Por Víctor Bruzzoni*
Redactor especial

Se promulgo y se publicó en el Boletín Oficial, finalmente, el proyecto aprobado por el Congreso Nacional sobre la reforma a la histórica Ley de Contrato de Trabajo Nº 20744. La promulgación –que la pone en vigencia- se concretó a través del Decreto 137/2026, en uso de las facultades que confiere al Poder Ejecutivo el artículo 78 de la Constitución Nacional.
La flamante ley quedo registrada en la Dirección Nacional de Registro Oficial bajo el Nº 27.802. Consta de 25 capítulos. Se anularon algunos del proyecto original, como el referido al régimen de licencias médicas. Se esperaba que por el tenor y la complejidad de la norma el Ejecutivo se iba a tomar más tiempo en la promulgación, pero no fue así.
Cambios en el sistema de indemnizaciones, la estructura salarial, vacaciones y jornada laboral, asimismo, ajustes en la negociación colectiva y en el funcionamiento de los sindicatos, así como aspectos del régimen de empleo y funcionamiento del sistema laboral, serán las reglas vedette de impugnación -seguramente- por su inconstitucionalidad.
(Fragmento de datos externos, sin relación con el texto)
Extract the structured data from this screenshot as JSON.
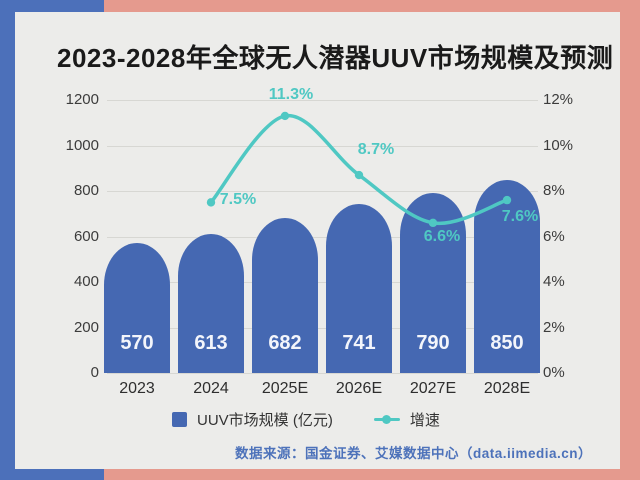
{
  "page": {
    "title": "2023-2028年全球无人潜器UUV市场规模及预测",
    "source": "数据来源：国金证券、艾媒数据中心（data.iimedia.cn）"
  },
  "colors": {
    "bar": "#4568b2",
    "line": "#4fc8c3",
    "band_blue": "#4c70ba",
    "background_salmon": "#e59a8e",
    "card": "#ececea",
    "bar_value_text": "#f3f5fb"
  },
  "legend": [
    {
      "label": "UUV市场规模 (亿元)",
      "swatch": "bar-square"
    },
    {
      "label": "增速",
      "swatch": "line-dot"
    }
  ],
  "chart_data": {
    "type": "bar",
    "subtype": "bar+line-combo",
    "title": "2023-2028年全球无人潜器UUV市场规模及预测",
    "categories": [
      "2023",
      "2024",
      "2025E",
      "2026E",
      "2027E",
      "2028E"
    ],
    "series": [
      {
        "name": "UUV市场规模 (亿元)",
        "type": "bar",
        "axis": "left",
        "values": [
          570,
          613,
          682,
          741,
          790,
          850
        ]
      },
      {
        "name": "增速",
        "type": "line",
        "axis": "right",
        "unit": "%",
        "values": [
          null,
          7.5,
          11.3,
          8.7,
          6.6,
          7.6
        ],
        "point_labels": [
          null,
          "7.5%",
          "11.3%",
          "8.7%",
          "6.6%",
          "7.6%"
        ]
      }
    ],
    "left_axis": {
      "min": 0,
      "max": 1200,
      "step": 200,
      "ticks": [
        "0",
        "200",
        "400",
        "600",
        "800",
        "1000",
        "1200"
      ]
    },
    "right_axis": {
      "min": 0,
      "max": 12,
      "step": 2,
      "ticks": [
        "0%",
        "2%",
        "4%",
        "6%",
        "8%",
        "10%",
        "12%"
      ]
    },
    "grid": true,
    "legend_position": "bottom"
  }
}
El trabajo es la parte fundamental de la vida de las personas y sus relaciones. Influye sobre la sociedad toda. Tanto el salario del trabajador como sus derechos son inalienables y casi naturales a la supervivencia. Con más razón en las sociedades de consumo como la nuestra. No olvidemos que el trabajador es promotor de producción, inversión y consumo.
Sistema de precarización
Esta norma, consolida un sistema de precarización redefiniendo las condiciones de trabajo con traslado de riesgos. En 2025 casi la mitad de los trabajadores (43%) se encontraban en la informalidad, cifra que se eleva al 70% en los más jóvenes. Esto por el estancamiento del empleo privado y falta de políticas concretas y explicitas para su creación.
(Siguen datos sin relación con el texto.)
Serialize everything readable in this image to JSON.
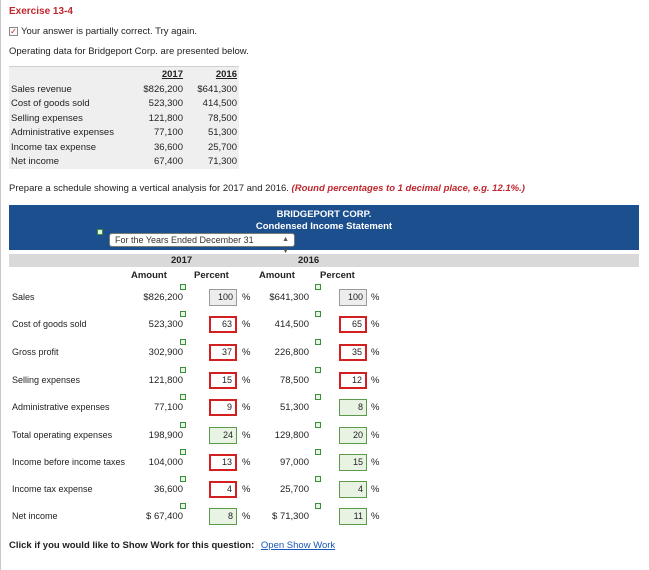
{
  "exercise_title": "Exercise 13-4",
  "status_message": "Your answer is partially correct.  Try again.",
  "intro": "Operating data for Bridgeport Corp. are presented below.",
  "operating_data": {
    "year1": "2017",
    "year2": "2016",
    "rows": [
      {
        "label": "Sales revenue",
        "v2017": "$826,200",
        "v2016": "$641,300"
      },
      {
        "label": "Cost of goods sold",
        "v2017": "523,300",
        "v2016": "414,500"
      },
      {
        "label": "Selling expenses",
        "v2017": "121,800",
        "v2016": "78,500"
      },
      {
        "label": "Administrative expenses",
        "v2017": "77,100",
        "v2016": "51,300"
      },
      {
        "label": "Income tax expense",
        "v2017": "36,600",
        "v2016": "25,700"
      },
      {
        "label": "Net income",
        "v2017": "67,400",
        "v2016": "71,300"
      }
    ]
  },
  "instruction_text": "Prepare a schedule showing a vertical analysis for 2017 and 2016.",
  "instruction_round": "(Round percentages to 1 decimal place, e.g. 12.1%.)",
  "schedule": {
    "company": "BRIDGEPORT CORP.",
    "statement": "Condensed Income Statement",
    "period_select": "For the Years Ended December 31",
    "year1": "2017",
    "year2": "2016",
    "col_amount": "Amount",
    "col_percent": "Percent",
    "pct_symbol": "%",
    "rows": [
      {
        "label": "Sales",
        "amt2017": "$826,200",
        "pct2017": "100",
        "state2017": "neutral",
        "amt2016": "$641,300",
        "pct2016": "100",
        "state2016": "neutral"
      },
      {
        "label": "Cost of goods sold",
        "amt2017": "523,300",
        "pct2017": "63",
        "state2017": "wrong",
        "amt2016": "414,500",
        "pct2016": "65",
        "state2016": "wrong"
      },
      {
        "label": "Gross profit",
        "amt2017": "302,900",
        "pct2017": "37",
        "state2017": "wrong",
        "amt2016": "226,800",
        "pct2016": "35",
        "state2016": "wrong"
      },
      {
        "label": "Selling expenses",
        "amt2017": "121,800",
        "pct2017": "15",
        "state2017": "wrong",
        "amt2016": "78,500",
        "pct2016": "12",
        "state2016": "wrong"
      },
      {
        "label": "Administrative expenses",
        "amt2017": "77,100",
        "pct2017": "9",
        "state2017": "wrong",
        "amt2016": "51,300",
        "pct2016": "8",
        "state2016": "correct"
      },
      {
        "label": "Total operating expenses",
        "amt2017": "198,900",
        "pct2017": "24",
        "state2017": "correct",
        "amt2016": "129,800",
        "pct2016": "20",
        "state2016": "correct"
      },
      {
        "label": "Income before income taxes",
        "amt2017": "104,000",
        "pct2017": "13",
        "state2017": "wrong",
        "amt2016": "97,000",
        "pct2016": "15",
        "state2016": "correct"
      },
      {
        "label": "Income tax expense",
        "amt2017": "36,600",
        "pct2017": "4",
        "state2017": "wrong",
        "amt2016": "25,700",
        "pct2016": "4",
        "state2016": "correct"
      },
      {
        "label": "Net income",
        "amt2017": "$ 67,400",
        "pct2017": "8",
        "state2017": "correct",
        "amt2016": "$ 71,300",
        "pct2016": "11",
        "state2016": "correct"
      }
    ]
  },
  "footer_text": "Click if you would like to Show Work for this question:",
  "footer_link": "Open Show Work",
  "colors": {
    "title": "#c0262d",
    "header_bg": "#1c4f8e",
    "wrong": "#d21f1f",
    "correct": "#5a9a4a",
    "link": "#1a56b8"
  }
}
La registración laboral se empobreció por la informalidad. En varios rubros, como la construcción, el sector agropecuario, el comercio minorista, las plataformas digitales, es situación conocida. No es un dato menor, porque a ello le sigue la reducción generalizada del salario y los ingresos, lo cual trae más pobreza.
A simple vista, con una lectura de tipo economicista, resulta difícil comprender la nueva ley y resultará difícil aplicarla. El modelo que propone impactará de lleno en la organización familiar y la empresa en orden a la crítica situación económica por la que atraviesa la Argentina, más allá de los deseos de los administradores de turno.
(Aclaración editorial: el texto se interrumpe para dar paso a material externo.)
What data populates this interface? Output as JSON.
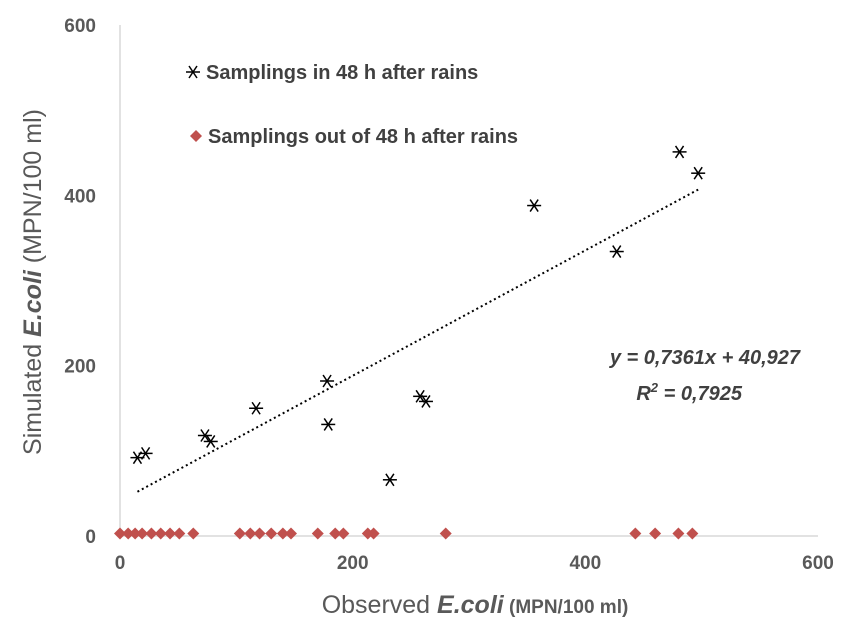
{
  "chart_data": {
    "type": "scatter",
    "xlim": [
      0,
      600
    ],
    "ylim": [
      0,
      600
    ],
    "x_ticks": [
      "0",
      "200",
      "400",
      "600"
    ],
    "y_ticks": [
      "0",
      "200",
      "400",
      "600"
    ],
    "grid": false,
    "legend_position": "top-left",
    "xlabel": {
      "prefix": "Observed ",
      "italic": "E.coli",
      "suffix": " (MPN/100 ml)"
    },
    "ylabel": {
      "prefix": "Simulated ",
      "italic": "E.coli",
      "suffix": " (MPN/100 ml)"
    },
    "series": [
      {
        "name": "Samplings in 48 h after rains",
        "marker": "asterisk",
        "color": "#000000",
        "points": [
          [
            15,
            92
          ],
          [
            22,
            97
          ],
          [
            73,
            118
          ],
          [
            78,
            111
          ],
          [
            117,
            150
          ],
          [
            178,
            182
          ],
          [
            179,
            131
          ],
          [
            232,
            66
          ],
          [
            258,
            164
          ],
          [
            263,
            158
          ],
          [
            356,
            388
          ],
          [
            427,
            334
          ],
          [
            481,
            451
          ],
          [
            497,
            426
          ]
        ]
      },
      {
        "name": "Samplings out of 48 h after rains",
        "marker": "diamond",
        "color": "#c0504d",
        "points": [
          [
            0,
            3
          ],
          [
            7,
            3
          ],
          [
            13,
            3
          ],
          [
            19,
            3
          ],
          [
            27,
            3
          ],
          [
            35,
            3
          ],
          [
            43,
            3
          ],
          [
            51,
            3
          ],
          [
            63,
            3
          ],
          [
            103,
            3
          ],
          [
            112,
            3
          ],
          [
            120,
            3
          ],
          [
            130,
            3
          ],
          [
            140,
            3
          ],
          [
            147,
            3
          ],
          [
            170,
            3
          ],
          [
            185,
            3
          ],
          [
            192,
            3
          ],
          [
            213,
            3
          ],
          [
            218,
            3
          ],
          [
            280,
            3
          ],
          [
            443,
            3
          ],
          [
            460,
            3
          ],
          [
            480,
            3
          ],
          [
            492,
            3
          ]
        ]
      }
    ],
    "trendline": {
      "style": "dotted",
      "color": "#000000",
      "slope": 0.7361,
      "intercept": 40.927,
      "x_range": [
        15,
        497
      ]
    },
    "annotations": {
      "equation": "y = 0,7361x + 40,927",
      "r2_label": "R",
      "r2_exp": "2",
      "r2_value": " = 0,7925"
    }
  }
}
Deberían saber los legisladores que cualquier reforma de esta índole redefine derechos, garantías y obligaciones. Y que la creación de trabajo es fundamental para la economía de un país. También para avizorar qué tipo de vida va a ser considerada posible, accesible y aspiracional para la sociedad. Veremos cómo transita esta ley y qué resultados produce.